Qualche mese fa da ambienti dell’Amministrazione presidenziale venne fuori come la discussione sull’immagine della Russia del futuro si basasse sull’idea del “continente delle libertà”, dove però con quest’ultima si intendeva libertà dalle “imposizioni” del gender, del politically correct, della cancel culture (sulla ricezione del dibattito su di essa in Russia vi sarebbe molto da scrivere); si proponeva di dar vita a una “vera Europa, di destra, conservatrice, libera dalle minoranze sessuali, dagli Stati Uniti e dai gay pride”.

Balza all’occhio come vi siano, all’interno dell’Unione Europea, forze e governi che in realtà difendono la stessa visione del mondo, e vien da pensare come sia possibile distorcere parole come “libertà” anche quando è evidente la contraddizione. E vien da pensare come la fuga, prima nel privato, poi dalla Russia, di tanti possa somigliare a quanto avvenuto in altri periodi della storia russa, quando per scappare dalla servitù della gleba e da vessazioni religiose e sociali, gruppi di uomini e donne intraprendevano lunghi esodi verso est, oltre gli Urali, fino al Pacifico, o diretti a nord, sulle sponde del Mar Bianco, o valicavano i monti del Caucaso, in cerca di un altro, forse più vero, significato di “libertà”, prima di esser raggiunti dall’impero in espansione.

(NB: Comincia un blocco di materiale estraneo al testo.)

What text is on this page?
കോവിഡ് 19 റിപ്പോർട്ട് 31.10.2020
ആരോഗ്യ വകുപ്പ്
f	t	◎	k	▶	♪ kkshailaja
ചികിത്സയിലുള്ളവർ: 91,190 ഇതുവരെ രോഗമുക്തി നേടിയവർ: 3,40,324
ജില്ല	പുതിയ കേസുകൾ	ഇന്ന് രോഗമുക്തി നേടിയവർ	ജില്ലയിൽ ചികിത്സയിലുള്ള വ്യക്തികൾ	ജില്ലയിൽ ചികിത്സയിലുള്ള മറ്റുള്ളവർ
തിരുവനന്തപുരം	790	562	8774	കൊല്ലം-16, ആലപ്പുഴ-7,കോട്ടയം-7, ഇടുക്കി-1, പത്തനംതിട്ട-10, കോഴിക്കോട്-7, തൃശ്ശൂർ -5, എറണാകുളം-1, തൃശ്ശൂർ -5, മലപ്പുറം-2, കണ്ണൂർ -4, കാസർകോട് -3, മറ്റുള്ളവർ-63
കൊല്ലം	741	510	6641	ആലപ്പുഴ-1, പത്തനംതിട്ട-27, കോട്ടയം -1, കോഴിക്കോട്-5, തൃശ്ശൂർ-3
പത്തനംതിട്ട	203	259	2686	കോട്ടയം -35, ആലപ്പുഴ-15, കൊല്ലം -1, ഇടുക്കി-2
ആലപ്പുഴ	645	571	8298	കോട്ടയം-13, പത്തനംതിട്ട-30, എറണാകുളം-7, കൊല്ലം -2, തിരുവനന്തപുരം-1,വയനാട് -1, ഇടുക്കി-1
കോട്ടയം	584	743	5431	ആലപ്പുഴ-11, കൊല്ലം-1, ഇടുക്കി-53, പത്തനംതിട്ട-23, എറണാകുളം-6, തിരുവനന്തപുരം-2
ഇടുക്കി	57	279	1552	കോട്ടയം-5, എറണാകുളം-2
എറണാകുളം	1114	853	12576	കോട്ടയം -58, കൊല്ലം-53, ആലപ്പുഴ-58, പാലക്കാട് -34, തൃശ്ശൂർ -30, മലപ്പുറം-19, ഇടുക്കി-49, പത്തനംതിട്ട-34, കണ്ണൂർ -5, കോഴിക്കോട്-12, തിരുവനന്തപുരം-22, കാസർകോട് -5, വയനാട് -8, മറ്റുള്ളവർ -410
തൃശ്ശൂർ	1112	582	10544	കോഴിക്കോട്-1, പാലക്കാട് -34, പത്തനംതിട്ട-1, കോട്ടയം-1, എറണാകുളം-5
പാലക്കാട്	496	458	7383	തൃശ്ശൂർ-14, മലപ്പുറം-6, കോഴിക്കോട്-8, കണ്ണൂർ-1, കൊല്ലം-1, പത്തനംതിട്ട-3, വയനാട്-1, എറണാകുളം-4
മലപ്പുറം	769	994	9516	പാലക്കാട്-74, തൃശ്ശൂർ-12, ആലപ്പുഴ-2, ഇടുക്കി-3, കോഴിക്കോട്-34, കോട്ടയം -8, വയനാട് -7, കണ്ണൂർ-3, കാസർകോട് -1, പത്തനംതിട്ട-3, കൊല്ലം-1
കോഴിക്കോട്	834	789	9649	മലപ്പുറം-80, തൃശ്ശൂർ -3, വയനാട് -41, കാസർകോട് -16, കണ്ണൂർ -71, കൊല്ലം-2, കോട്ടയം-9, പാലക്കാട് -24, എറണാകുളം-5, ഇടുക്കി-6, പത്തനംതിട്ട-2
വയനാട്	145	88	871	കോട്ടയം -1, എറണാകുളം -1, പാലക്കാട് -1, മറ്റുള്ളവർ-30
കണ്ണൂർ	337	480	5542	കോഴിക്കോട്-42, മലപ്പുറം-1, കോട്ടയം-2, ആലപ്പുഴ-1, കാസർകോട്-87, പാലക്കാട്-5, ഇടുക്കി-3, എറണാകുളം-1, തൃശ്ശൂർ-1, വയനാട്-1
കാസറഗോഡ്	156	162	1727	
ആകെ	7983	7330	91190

Oggi la fuga appare più difficile, i “valori” in nome dei quali si giustificano ulteriori distruzioni viaggiano alla velocità dei giga del traffico internet mobile, vengono trasmessi ripetutamente sui canali televisivi ufficiali, trovano tanti alleati che li riprendono nelle loro lingue materne, e poco conta se il loro posizionamento geopolitico sia contrario a Mosca, conta la loro definizione di “libertà” distopica.